Why Nigeria is moving away from oil
Efforts to shift Nigeria’s economy away from its dependence on black gold — including diversification into gas and rice — may yield the growth that the country desperately needs
Over the past 40 years, Nigeria has emerged as an oil powerhouse — the biggest in Africa. But as the Nigerian government struggles to emerge from petroleum dependency, opportunities for growth have emerged in other sectors.
From Kano’s rice plantations to a fledging gas economy in Bayelsa, Nigeria is moving away from oil.
Speaking at the Africa CEO Forum in Abidjan at the end of March, co-founder and executive director of the Sahara Group Tonye Cole said investors often made the mistake of looking for opportunities only in the cities of Lagos and Abuja, instead of scouring the potential in other states.

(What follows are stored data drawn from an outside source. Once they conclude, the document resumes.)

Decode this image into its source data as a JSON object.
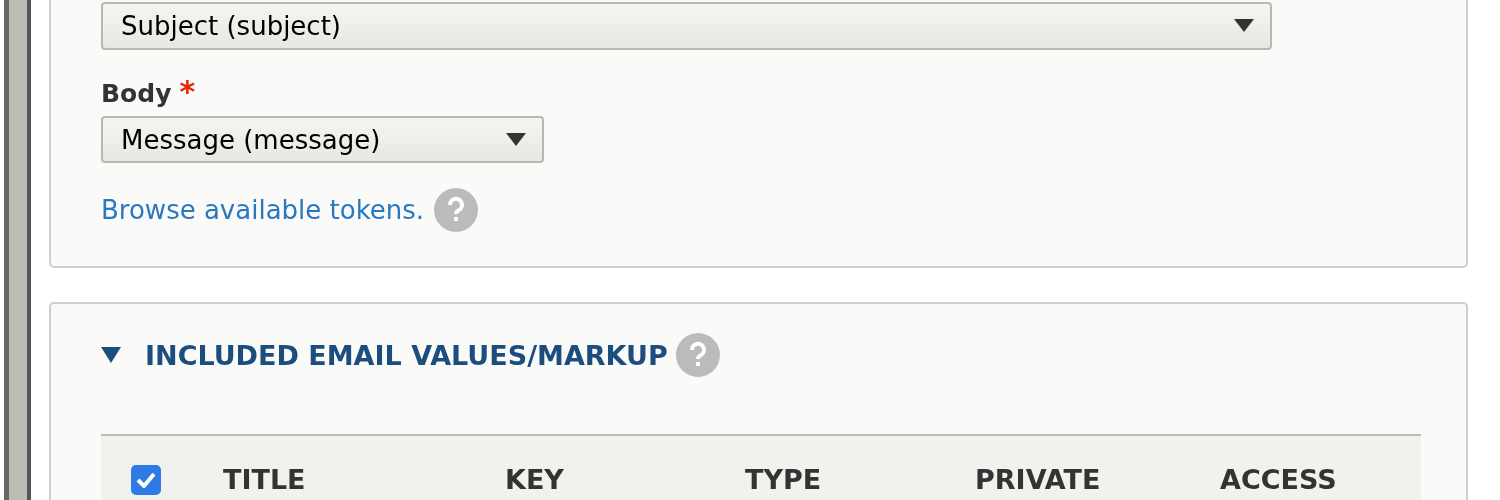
{
  "settings_card": {
    "fields": [
      {
        "kind": "select",
        "value": "Subject (subject)"
      },
      {
        "kind": "select",
        "label": "Body",
        "required_mark": "*",
        "value": "Message (message)"
      }
    ],
    "token_link": "Browse available tokens."
  },
  "section": {
    "title": "INCLUDED EMAIL VALUES/MARKUP",
    "expanded": true,
    "table": {
      "select_all": {
        "checked": true
      },
      "columns": [
        "TITLE",
        "KEY",
        "TYPE",
        "PRIVATE",
        "ACCESS"
      ]
    }
  }
}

With a multibillion-dollar industry created from oil export earnings, government hasn’t placed much emphasis on economic diversification as infrastructural development stagnates and poverty increases.
While US$1bn in investment entered Nigeria in 2017, its economy recorded paltry growth of 0.8%.
The oil sector grew at 4.8% and contributed 8.7% to the economy, but the non-oil sector grew at 0.5% and contributed 91.3%.
This comes after Nigeria’s economy plunged into recession in 2016 as economic growth contracted by 1.51%, marking the first negative GDP growth since 1991.
The IMF estimates 2.1% growth for 2018 and 1.9% for 2019.
Capital Economics economist John Ashbourne says stronger activity in the non-oil sector compensated for weaker oil prices, which hammered the oil industry.
Investors are now looking at the diversification of the Nigerian economy with emphasis on the agricultural and solid mineral sectors. Overall, oil makes up about 10% of GDP, while agriculture make up 25%, industry 22% and services 53%. In the past few years, oil has fallen from 70% of government revenue to 55%.
Yewande Sadiku, CEO of the Nigerian Investment Promotion Commission, says Nigeria’s economy is slowly changing.
"Diversification can never happen overnight. It will take a while for the results to show."
Arable land makes up 37.3% of the total land area of Nigeria.
The potential is enormous. In the Kano province, for example, rice plantations have all but done away with the need to import rice.
The Kano state government earmarked $500,000 for rice farming last year to boost agriculture in the state, in line with efforts to reduce overdependence on oil.
In 2016, the Kano government contributed to the production of 1.3 Mt of rice, which increased to more than 2 Mt in 2017. Thailand used to export 1 Mt of rice to Nigeria, but this has since dropped substantially.
Aside from tapping into agriculture’s potential, Nigeria also has the potential to diversify into the gas sector. But while it boasts 200 trillion ft³ of proven gas reserves, the largest on the continent, it has the lowest consumption in Africa.
In November 2017, Nigerian petroleum minister Emmanuel Ibe Kachikwu said in an interview with the Financial Times that Nigeria was "really a gas nation with some findings of oil".
Despite the large reserves which could be used for transport and power generation, the country suffers from crippling power outages and 75m Nigerians have no electricity. Kachikwu says investment opportunities in the natural gas value chain could amount to over $50bn, and yet the sector remains underdeveloped.
Seriake Henry Dickson, governor of the Bayelsa state, said at the forum that his state had the largest gas reserves in Nigeria.
"We need to unlock the potential that gas reserves have for access of power," he said.
"We have already found a window of opportunity. An eco-industrial park in Bayelsa will have a power-generating station fired by gas and will be a catalyst for investment. Construction has started and will be complete by the end of the first quarter of 2019."
Nigeria’s relatively untapped resources, apart from oil, seem to offer opportunities to bolster economic growth.